Wolfram Tetzlaff, MD, PhD
Professor, Department of Zoology, Faculty of Science, University of British Columbia; Director, International Collaboration on Repair Discoveries (ICORD)
Neuroprotection after Spinal Cord Injury
Ward Plunet, Jie Liu, Nicole Janzen, Liz Raffaele, Adrienne Behrens, Suhama Kamakari, Yuan Jiang, Davey Li, Peggy Assinck, Anthony Choo, Jason Speidel, Alex Burden, Steve Mattucci, Alex Burden and Thomas Oxland
The clinical translation of neuroprotective treatments for the injured spinal cord as hitherto been challenging. Multiple reasons play into this complex problem. Preclinical studies are often performed with very short injury-to-treatment time windows that can’t be realized in the real world; preclinical drug/compound doses are not realized in humans; preclinical models mostly use thoracic contusion injuries which are rare in people who mostly suffer cervical fracture dislocation or ventral burst injuries or milder insults resulting in “central cord” symptoms.
In our previous work, we focused on clinically used drugs that had been reported to show robust neuroprotection in rodents (mostly after thoracic lesions) and tested them after a C5 cervical hemi-contusion in Sprague Dawley rats with a 3 hour delay to treatment onset: Riluzole, Valproic Acid, Fluoxetine, Metformin, Rosuvastatin, Inosine, Glibenclamide (aka Glyburide) and Tamoxifen. Even with group sizes of n=19-20 rats, we did not observe robust behavioral benefits with any of these treatments when given alone using a pellet reaching test (Montoya) or assessing forelimb usage during rearing in a cylinder (Schallert). There was some tissue sparing after Glibenclamide treatment. Only the combination of 2 or 3 treatments (Glibenclamide, Tamoxifen, Inosine) yielded significant functional and histopathological effects. We subsequently assessed this triple combination in two models that closer mimic the injury mechanism as they occur in humans: cervical mid-line contusions and cervical dislocations. Here we find behavioral and histological benefits after injury by some mechanisms, in particular in the milder but not more severe versions of dislocations. These milder injuries display a histopathology that resembles what is seen in “central cord lesions” in humans after cervical injury at low speeds.
Collectively, these data indicate that 3 hours delayed treatment with a single known neuroprotective drug is not successful in cervical hemi-contusions (at least in rats) and that drug combinations are more likely to yield beneficial results. In addition, the success of a drug combination in more clinically relevant models is modest and so far only seen in milder injuries.

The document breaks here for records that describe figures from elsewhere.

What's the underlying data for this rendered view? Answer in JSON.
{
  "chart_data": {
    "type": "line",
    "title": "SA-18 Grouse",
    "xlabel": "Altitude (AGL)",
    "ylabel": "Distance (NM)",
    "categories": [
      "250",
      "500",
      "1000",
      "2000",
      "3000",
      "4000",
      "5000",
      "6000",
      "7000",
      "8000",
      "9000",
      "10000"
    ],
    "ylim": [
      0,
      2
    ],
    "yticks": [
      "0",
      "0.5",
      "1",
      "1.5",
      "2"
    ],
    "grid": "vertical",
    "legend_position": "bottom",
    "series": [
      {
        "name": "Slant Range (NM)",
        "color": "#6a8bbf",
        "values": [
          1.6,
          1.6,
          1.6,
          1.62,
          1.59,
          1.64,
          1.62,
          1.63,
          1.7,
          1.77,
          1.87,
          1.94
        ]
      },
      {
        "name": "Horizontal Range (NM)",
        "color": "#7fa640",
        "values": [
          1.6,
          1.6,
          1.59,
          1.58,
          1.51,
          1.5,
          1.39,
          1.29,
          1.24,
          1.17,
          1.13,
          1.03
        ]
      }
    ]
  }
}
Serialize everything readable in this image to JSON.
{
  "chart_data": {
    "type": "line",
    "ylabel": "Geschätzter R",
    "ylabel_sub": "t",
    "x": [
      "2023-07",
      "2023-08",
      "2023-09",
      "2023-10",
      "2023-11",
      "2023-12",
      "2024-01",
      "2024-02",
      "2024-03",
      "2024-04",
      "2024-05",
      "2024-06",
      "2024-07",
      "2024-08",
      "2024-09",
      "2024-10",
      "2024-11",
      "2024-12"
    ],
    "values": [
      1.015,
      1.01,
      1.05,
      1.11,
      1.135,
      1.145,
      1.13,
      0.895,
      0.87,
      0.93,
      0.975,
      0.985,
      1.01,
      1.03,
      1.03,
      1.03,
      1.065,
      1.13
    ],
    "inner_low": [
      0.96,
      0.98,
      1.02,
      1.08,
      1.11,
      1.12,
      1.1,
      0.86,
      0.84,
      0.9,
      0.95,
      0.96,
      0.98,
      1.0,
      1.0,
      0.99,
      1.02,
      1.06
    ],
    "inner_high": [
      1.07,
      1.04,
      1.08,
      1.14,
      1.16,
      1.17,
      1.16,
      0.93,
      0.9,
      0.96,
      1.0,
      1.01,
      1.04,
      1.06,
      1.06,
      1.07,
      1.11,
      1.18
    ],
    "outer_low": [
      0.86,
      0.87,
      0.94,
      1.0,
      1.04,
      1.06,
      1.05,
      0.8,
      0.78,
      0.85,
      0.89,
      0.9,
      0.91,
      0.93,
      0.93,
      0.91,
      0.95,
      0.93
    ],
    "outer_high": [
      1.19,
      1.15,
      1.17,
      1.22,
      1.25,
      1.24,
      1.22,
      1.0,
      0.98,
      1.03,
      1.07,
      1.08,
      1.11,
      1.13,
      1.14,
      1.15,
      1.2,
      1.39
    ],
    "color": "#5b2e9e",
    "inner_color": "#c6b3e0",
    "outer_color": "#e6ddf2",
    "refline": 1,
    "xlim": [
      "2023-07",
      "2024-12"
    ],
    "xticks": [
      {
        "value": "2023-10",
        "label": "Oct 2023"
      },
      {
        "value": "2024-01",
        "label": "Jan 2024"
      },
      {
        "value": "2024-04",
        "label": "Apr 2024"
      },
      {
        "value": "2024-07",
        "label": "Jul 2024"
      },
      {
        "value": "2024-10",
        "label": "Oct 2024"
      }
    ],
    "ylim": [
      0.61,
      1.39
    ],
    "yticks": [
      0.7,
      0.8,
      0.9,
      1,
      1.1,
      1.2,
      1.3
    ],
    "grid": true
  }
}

In the absence of any “gold standard” of a drug yielding robust clinical benefits, future trials should take into consideration the importance of a short treatment onset time (“spine is time”), the additive effects of rational drug combinations and the pathology induced by different injury mechanisms requiring a personalized treatment approach.
Address: ICORD, International Collaboration on Repair Discoveries, Blusson Spinal Cord Centre, 818 West 10th Avenue, Vancouver, BC, V5Z1M9, Canada
E-mail address: email@example.com
Supported by: The Rick Hansen Foundation through the Blusson Integrated Cure Partnership; The Department of Defense SC180233
Wolfram Tetzlaff obtained his MD degree in Germany and his PhD in Calgary followed by faculty appointments at the Universities of Calgary, Ottawa and British Columbia, where he holds the John and Penny Ryan BC Leadership Chair in Spinal Cord Injury Research. He serves as the Director of ICORD, International Collaboration on Repair Discoveries, and leads a research program focusing on experimental strategies for neuroprotection and neural repair after spinal cord injury (SCI). In particular, his group found that diets affect the cascades of secondary damage after spinal cord injury and can improve outcomes; and that skin-derived progenitors when differentiated into Schwann cells can be used for neural repair in the chronically injured rodent spinal cord. He also directs a team that assesses clinically used drugs for their potential to be repurposed for the treatment of SCI inflicted by a variety of mechanisms. Dr. Tetzlaff’s work is/was funded by the CIHR, Wings-for-Life, NSERC, Craig H. Neilsen Foundation, International Spinal-Research Trust, the MS Society and the New Frontiers in Research Fund – Transformation (Canada).